Predigt am 9. September 2007
Thema: Wasser des Lebens - Taufe
Anlaß: Taufe in der sonntäglichen Abendmesse
Lesung: Ex. 17, 3 - 7
Evangelium: Joh. 4, 5 - 14
Wir beziehen den elektrischen Strom aus der Steckdose
und unser Wasser - kalt oder warm - aus der Leitung.
Wer von uns denkt schon, wenn er den Hahn aufdreht, daran,
daß das keineswegs selbstverständlich ist.
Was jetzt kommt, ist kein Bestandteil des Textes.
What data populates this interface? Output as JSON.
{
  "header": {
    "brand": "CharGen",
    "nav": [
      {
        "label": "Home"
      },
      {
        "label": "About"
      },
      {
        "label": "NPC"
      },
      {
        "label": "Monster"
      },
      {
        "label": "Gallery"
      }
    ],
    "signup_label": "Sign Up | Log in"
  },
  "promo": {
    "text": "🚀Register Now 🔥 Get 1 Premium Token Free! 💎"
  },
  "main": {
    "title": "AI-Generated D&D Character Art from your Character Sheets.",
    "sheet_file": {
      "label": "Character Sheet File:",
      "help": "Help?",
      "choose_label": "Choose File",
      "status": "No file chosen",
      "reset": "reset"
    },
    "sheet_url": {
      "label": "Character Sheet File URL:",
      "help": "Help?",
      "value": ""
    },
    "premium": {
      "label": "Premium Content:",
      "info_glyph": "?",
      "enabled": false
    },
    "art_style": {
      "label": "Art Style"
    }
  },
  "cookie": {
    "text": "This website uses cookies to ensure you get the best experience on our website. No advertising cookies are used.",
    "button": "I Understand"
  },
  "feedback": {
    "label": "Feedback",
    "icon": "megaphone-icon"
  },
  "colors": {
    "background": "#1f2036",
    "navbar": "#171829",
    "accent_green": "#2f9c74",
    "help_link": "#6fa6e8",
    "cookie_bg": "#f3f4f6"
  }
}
Auch sonst leben wir - meistens ohne darüber nachzudenken -
aus Fülle und Überfülle:
In den riesigen Supermärkten haben wir
die Qual der Wahl zwischen einer Unzahl von Produkten
der gleichen Art.
Notwendiges und Überflüssiges
stapelt sich en masse.

Selbst für unsere geistigen und geistlichen Bedürfnisse
gibt es eine unübersehbare Fülle von Angeboten:
•    Der Büchermarkt ist überschwemmt
    von hunderttausenden meist kurzlebiger Veröffentlichungen.
•    Kürzlich schwärmte ein guter Bekannter,
    er könne mit seiner Satellitenantenne
    mehr als 2000 Fernsehprogramme empfangen.
•    Auch bei der Suche nach spiritueller Orientierung
    und nach Antworten auf die Sinnfrage des Lebens
    können wir auf eine verwirrende Vielfalt
    von Möglichkeiten zurückgreifen.

Viele Menschen unserer Zeit haben es sich angewöhnt,
von all dem irgendwelche Segmente auszuwählen,
und die zu einer höchst individuellen Weltanschauung
und Sinndeutung zusammen zu basteln.

Auf diesem Hintergrund ist auch
die aktuelle Konversion nicht weniger junger Menschen
zum Islam zu verstehen.
Und etliche wählen vielleicht
gerade deshalb dessen radikale Ausprägung,
weil sie des weltanschaulichen Chaos‘
der westlichen Welt überdrüssig sind
und nach möglichst einfachen Antworten
und Handlungsanweisungen suchen.

Das also ist der Horizont,
vor dem wir die Lesungen dieses Gottesdienstes
hören und neu verstehen sollten:

In der „Wüste", d.h. im Chaos
und in der geistigen Orientierungslosigkeit
eines vierzigjährigen Umherirrens
„dürstete das Volk nach Wasser und murrte gegen Mose".
Das eigentliche Ziel der Wanderung ist in Vergessenheit geraten.
Der Sinn eines solchen Lebens „unterwegs" ist nicht mehr einsehbar.
Der „Gott der Väter", der Gott der alten Traditionen „von gestern" -
Wo ist der ??? - In Vergessenheit geraten!
Man hat Ihn ausgeklammert aus dem Alltag.
Man kann ihn nicht mehr sehen, nicht mehr greifen,
nicht mehr konkret erfahren.
Man sehnt sich zurück nach den „Fleischtöpfen Ägyptens",
nach dem relativen Wohlstand in der Sklaverei.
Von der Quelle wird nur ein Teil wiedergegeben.